Las autoridades de Rusia desactivaron este miércoles la alerta de tsunami que regía para la península de Kamchatka y las islas Kuriles, luego del impacto de dos fuertes terremotos que sacudieron el extremo oriente del país. El primero, de magnitud 8,8, fue el más potente registrado en la región desde 1952; el segundo alcanzó los 6,2 grados.
Según informó la agencia Noticias Argentinas, el ministro de Emergencias de Kamchatka, Serguéi Lébedev, confirmó el cese de la alerta aunque lanzó una advertencia con tono irónico: “Esto no significa que haya que salir corriendo a toda prisa al mar a mirar los tsunami”.
El poderoso sismo inicial obligó a las autoridades locales a emitir una alerta temprana para múltiples localidades costeras. La población fue evacuada preventivamente ante el riesgo de olas de gran tamaño, que finalmente no se concretaron.

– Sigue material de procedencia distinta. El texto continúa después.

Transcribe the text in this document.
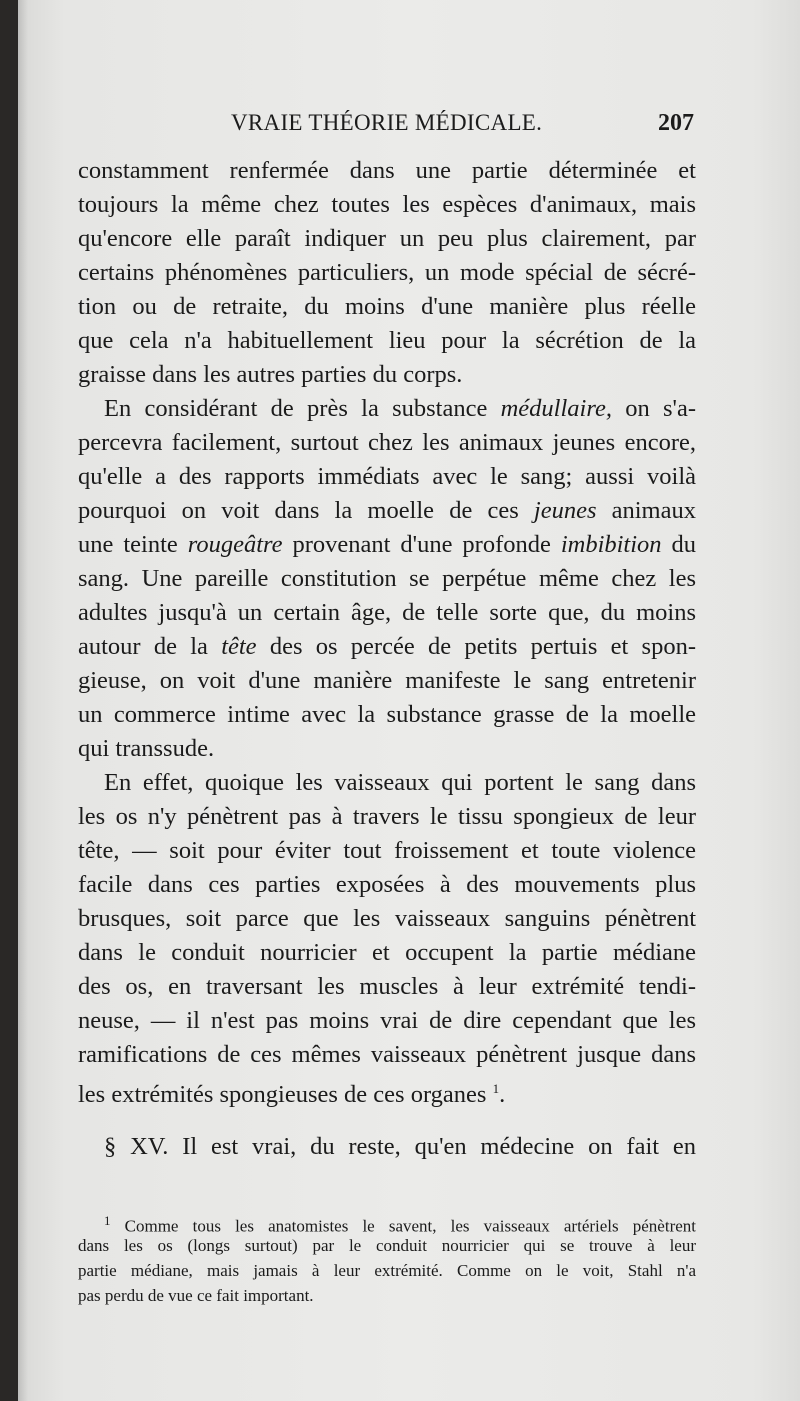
VRAIE THÉORIE MÉDICALE.	207
constamment renfermée dans une partie déterminée et
toujours la même chez toutes les espèces d'animaux, mais
qu'encore elle paraît indiquer un peu plus clairement, par
certains phénomènes particuliers, un mode spécial de sécré-
tion ou de retraite, du moins d'une manière plus réelle
que cela n'a habituellement lieu pour la sécrétion de la
graisse dans les autres parties du corps.
En considérant de près la substance médullaire, on s'a-
percevra facilement, surtout chez les animaux jeunes encore,
qu'elle a des rapports immédiats avec le sang; aussi voilà
pourquoi on voit dans la moelle de ces jeunes animaux
une teinte rougeâtre provenant d'une profonde imbibition du
sang. Une pareille constitution se perpétue même chez les
adultes jusqu'à un certain âge, de telle sorte que, du moins
autour de la tête des os percée de petits pertuis et spon-
gieuse, on voit d'une manière manifeste le sang entretenir
un commerce intime avec la substance grasse de la moelle
qui transsude.
En effet, quoique les vaisseaux qui portent le sang dans
les os n'y pénètrent pas à travers le tissu spongieux de leur
tête, — soit pour éviter tout froissement et toute violence
facile dans ces parties exposées à des mouvements plus
brusques, soit parce que les vaisseaux sanguins pénètrent
dans le conduit nourricier et occupent la partie médiane
des os, en traversant les muscles à leur extrémité tendi-
neuse, — il n'est pas moins vrai de dire cependant que les
ramifications de ces mêmes vaisseaux pénètrent jusque dans
les extrémités spongieuses de ces organes $^1$.
§ XV. Il est vrai, du reste, qu'en médecine on fait en
$^1$ Comme tous les anatomistes le savent, les vaisseaux artériels pénètrent
dans les os (longs surtout) par le conduit nourricier qui se trouve à leur
partie médiane, mais jamais à leur extrémité. Comme on le voit, Stahl n'a
pas perdu de vue ce fait important.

A pesar de la magnitud de los movimientos telúricos, los daños reportados hasta el momento han sido menores. En la ciudad de Petropávlovsk-Kamchatski, capital regional, se desprendió parte de la fachada de una guardería. Además, en la región de Sajalín se inundaron instalaciones portuarias en Severo-Kurilsk y una planta pesquera local.
Los equipos de emergencia continúan evaluando la infraestructura en las zonas afectadas y mantienen monitoreos preventivos ante posibles réplicas.